More industry thoughts = higher POGODJ DJ. Company Bosses, Analysts See Solid, Rising Gold Price
-- Repeating story from earlier
By Robert Kozak
Of DOW JONES NEWSWIRES
LIMA (Dow Jones)--Gold prices, which stumbled in recent years before rallying
of late, should remain solid and could rise in coming months, industry bosses
and analysts say.
"It won't go to $350 to $400 an ounce tomorrow morning, but there is good
fundamental demand on the investor side," said Newmont Mining Corp's (NEM)
president, Pierre Lassonde.
A number of factors are behind recent optimism, according to participants in
an international gold mining conference that ended late Friday in the Peruvian
capital.
The falling U.S. dollar, a burst of demand from Japan and elsewhere, a
dwindling hedge book, potential falling supplies, and a global economic
recovery all could give a boost to gold.
Alberto Benavides, the 81-year-old chairman of Compania de Minas Buenaventura
SAA (BVN) said, "I see better prices, although they will not be spectacular."
His forecast was for a price of between $280 and $320 an ounce for the next
years, although he added that "markets are unpredictable."
UBS Warburg research director Tom Meyer forecast that gold will end this year
at $312 an ounce and will reach $325 an ounce in the longer-term.
Bruce Alway, a senior analyst with Gold Fields Mineral Services, forecast a
gold price of between $285 and $315 an ounce.
"Even if the rally in gold has been hesitant, we think it would be unwise to
bet against it," Alway said.
The June contract settlement price on Comex on Friday was $310.90.
US Dollar Seen Weakening, Exploration Down
A weakening U.S. dollar, long predicted, would boost gold prices, the experts
noted.
"Its price is inversely correlated to the U.S. dollar and its role in the
world," Newmont's Lassonde said. "Most economists believe that the U.S.
currency is overvalued."
The rising gold price has also put a crimp on hedging. Those companies that
don't hedge, such as Newmont, say that hedging depresses the spot price.
Analysts also see some decline in output in coming years, the result of a
cutback in greenfield explorations over the last few years when prices were low
and both junior and senior miners cut back looking for new deposits.
"Production has leveled off globally and will start to decline," HSBC's
senior gold analyst, Victor Flores, said.
Demand Seen Rising
One of the World Gold Council's directors, George Milling-Stanley, noted that
the trade group has set up an aggressive campaign to market gold, particularly
in India, the biggest buyer.
He noted that buying by Japanese investors in the first quarter of this year
was sharply higher.
He was also optimistic that European central banks will renew their pact to
limit gold sales.
Other analysts said that investment demand for gold has increased sharply
over the last six months, not only in Japan but elsewhere as well.
"Depressed demand has kept down the price," said HSBC's Flores. "But it has
started to improve, including in some markets where we hadn't expected it to."
UBS Warburg's Meyer said that the bank is increasingly optimistic that a
recovery in base metal prices, tied to an improving macroeconomic outlook,
would be mirrored in rising gold prices.
"These are good times for the gold industry.

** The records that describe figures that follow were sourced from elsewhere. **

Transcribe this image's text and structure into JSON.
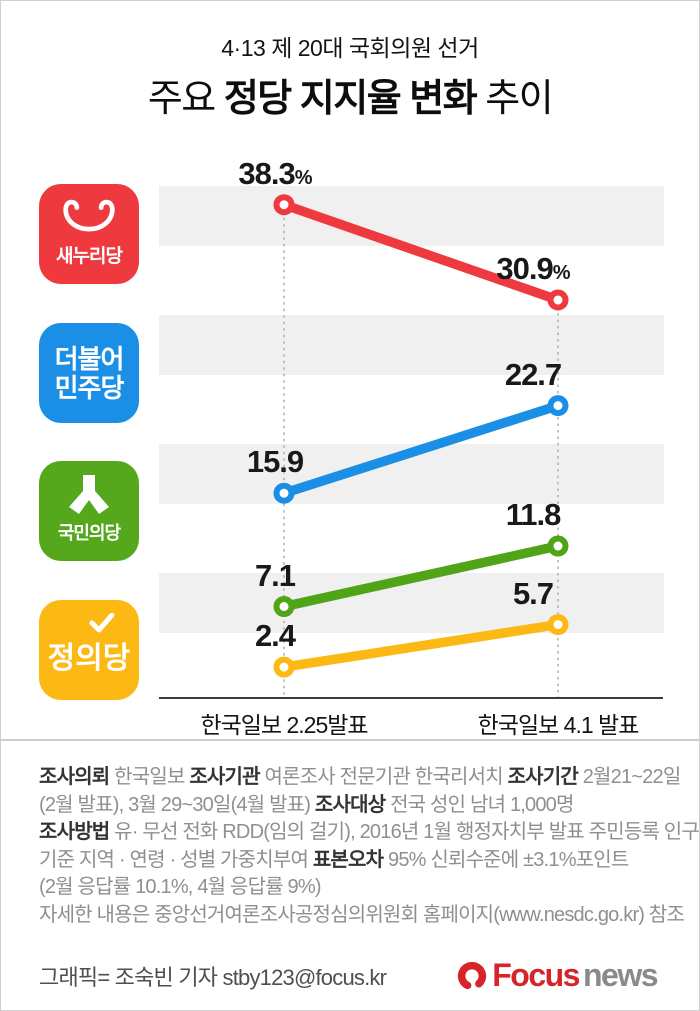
{
  "header": {
    "subtitle": "4·13 제 20대 국회의원 선거",
    "title": {
      "prefix": "주요 ",
      "strong": "정당 지지율 변화",
      "suffix": " 추이"
    }
  },
  "parties": [
    {
      "label": "새누리당",
      "color": "#ee3a3f"
    },
    {
      "label_line1": "더불어",
      "label_line2": "민주당",
      "color": "#1b8fe5"
    },
    {
      "label": "국민의당",
      "color": "#55a71c"
    },
    {
      "label": "정의당",
      "color": "#fcb813"
    }
  ],
  "chart_data": {
    "type": "line",
    "title": "주요 정당 지지율 변화 추이",
    "categories": [
      "한국일보 2.25발표",
      "한국일보 4.1 발표"
    ],
    "series": [
      {
        "name": "새누리당",
        "color": "#ee3a3f",
        "values": [
          38.3,
          30.9
        ],
        "labels": [
          "38.3%",
          "30.9%"
        ]
      },
      {
        "name": "더불어민주당",
        "color": "#1b8fe5",
        "values": [
          15.9,
          22.7
        ],
        "labels": [
          "15.9",
          "22.7"
        ]
      },
      {
        "name": "국민의당",
        "color": "#4fa417",
        "values": [
          7.1,
          11.8
        ],
        "labels": [
          "7.1",
          "11.8"
        ]
      },
      {
        "name": "정의당",
        "color": "#fcb813",
        "values": [
          2.4,
          5.7
        ],
        "labels": [
          "2.4",
          "5.7"
        ]
      }
    ],
    "unit": "%",
    "ylim": [
      0,
      40
    ],
    "grid": "striped",
    "legend_position": "left-logos"
  },
  "footer": {
    "lines": [
      [
        {
          "b": 1,
          "t": "조사의뢰"
        },
        {
          "t": " 한국일보 "
        },
        {
          "b": 1,
          "t": "조사기관"
        },
        {
          "t": " 여론조사 전문기관 한국리서치 "
        },
        {
          "b": 1,
          "t": "조사기간"
        },
        {
          "t": " 2월21~22일"
        }
      ],
      [
        {
          "t": "(2월 발표), 3월 29~30일(4월 발표) "
        },
        {
          "b": 1,
          "t": "조사대상"
        },
        {
          "t": " 전국 성인 남녀 1,000명"
        }
      ],
      [
        {
          "b": 1,
          "t": "조사방법"
        },
        {
          "t": " 유· 무선 전화 RDD(임의 걸기), 2016년 1월 행정자치부 발표 주민등록 인구"
        }
      ],
      [
        {
          "t": "기준 지역 · 연령 · 성별 가중치부여 "
        },
        {
          "b": 1,
          "t": "표본오차"
        },
        {
          "t": " 95% 신뢰수준에 ±3.1%포인트"
        }
      ],
      [
        {
          "t": "(2월 응답률 10.1%, 4월 응답률 9%)"
        }
      ],
      [
        {
          "t": "자세한 내용은 중앙선거여론조사공정심의위원회 홈페이지(www.nesdc.go.kr) 참조"
        }
      ]
    ]
  },
  "credit": {
    "text": "그래픽= 조숙빈 기자 stby123@focus.kr"
  },
  "brand": {
    "focus": "Focus",
    "news": "news",
    "focus_color": "#d7232a",
    "news_color": "#8a8a8a"
  }
}
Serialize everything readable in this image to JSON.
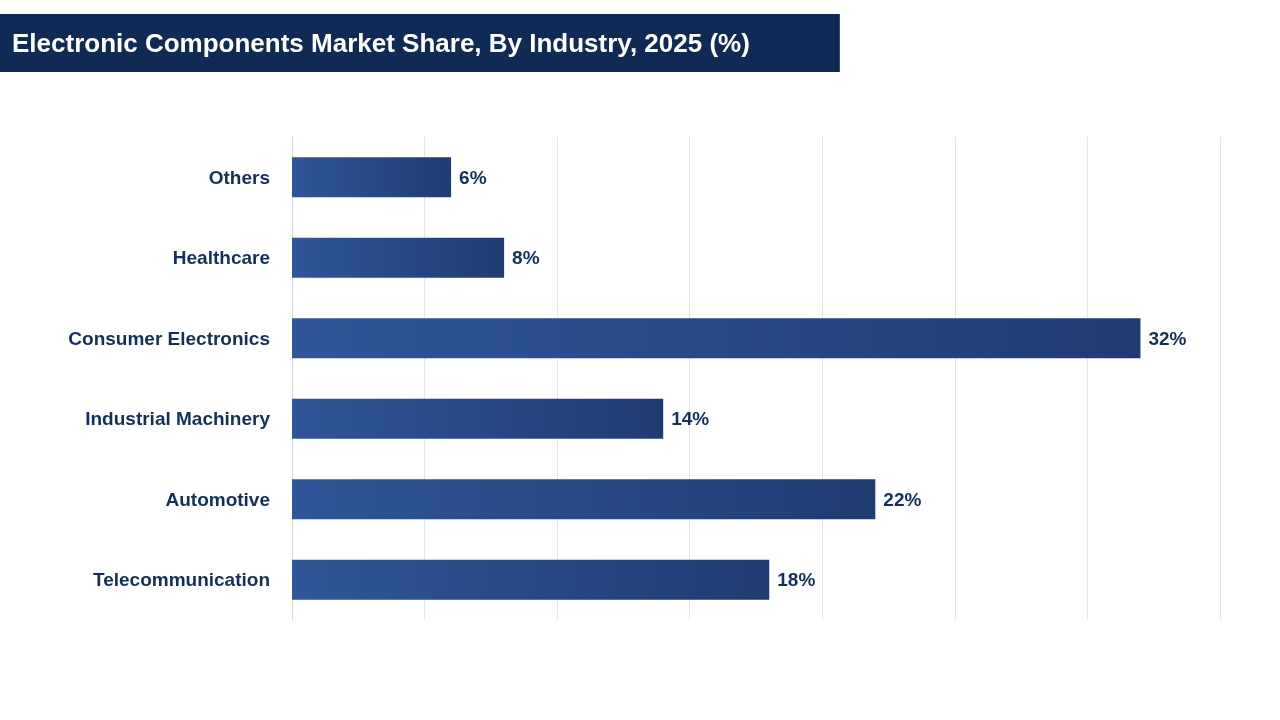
{
  "chart_data": {
    "type": "bar",
    "orientation": "horizontal",
    "title": "Electronic Components Market Share, By Industry, 2025 (%)",
    "categories": [
      "Others",
      "Healthcare",
      "Consumer Electronics",
      "Industrial Machinery",
      "Automotive",
      "Telecommunication"
    ],
    "values": [
      6,
      8,
      32,
      14,
      22,
      18
    ],
    "value_labels": [
      "6%",
      "8%",
      "32%",
      "14%",
      "22%",
      "18%"
    ],
    "color": "#1f3c72",
    "xlim": [
      0,
      35
    ],
    "xticks": [
      {
        "value": 0,
        "label": null
      },
      {
        "value": 5,
        "label": null
      },
      {
        "value": 10,
        "label": null
      },
      {
        "value": 15,
        "label": null
      },
      {
        "value": 20,
        "label": null
      },
      {
        "value": 25,
        "label": null
      },
      {
        "value": 30,
        "label": null
      },
      {
        "value": 35,
        "label": null
      }
    ],
    "tick_labels": "y",
    "grid": "x"
  }
}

It is the end of a very long
bear market," said Robert Godsell, the chief executive officer of Anglogold
Limited (AU). "I would expect it (rising gold prices) to be more of an
incremental and gradual movement," he added.
Those higher prices will be crucial for the industry, one official said.
"Even at $300 an ounce, the industry isn't in the best of shape. We still
aren't earning our cost of capital," Newmont's Lassonde said. "We do need
higher gold prices to stay in business."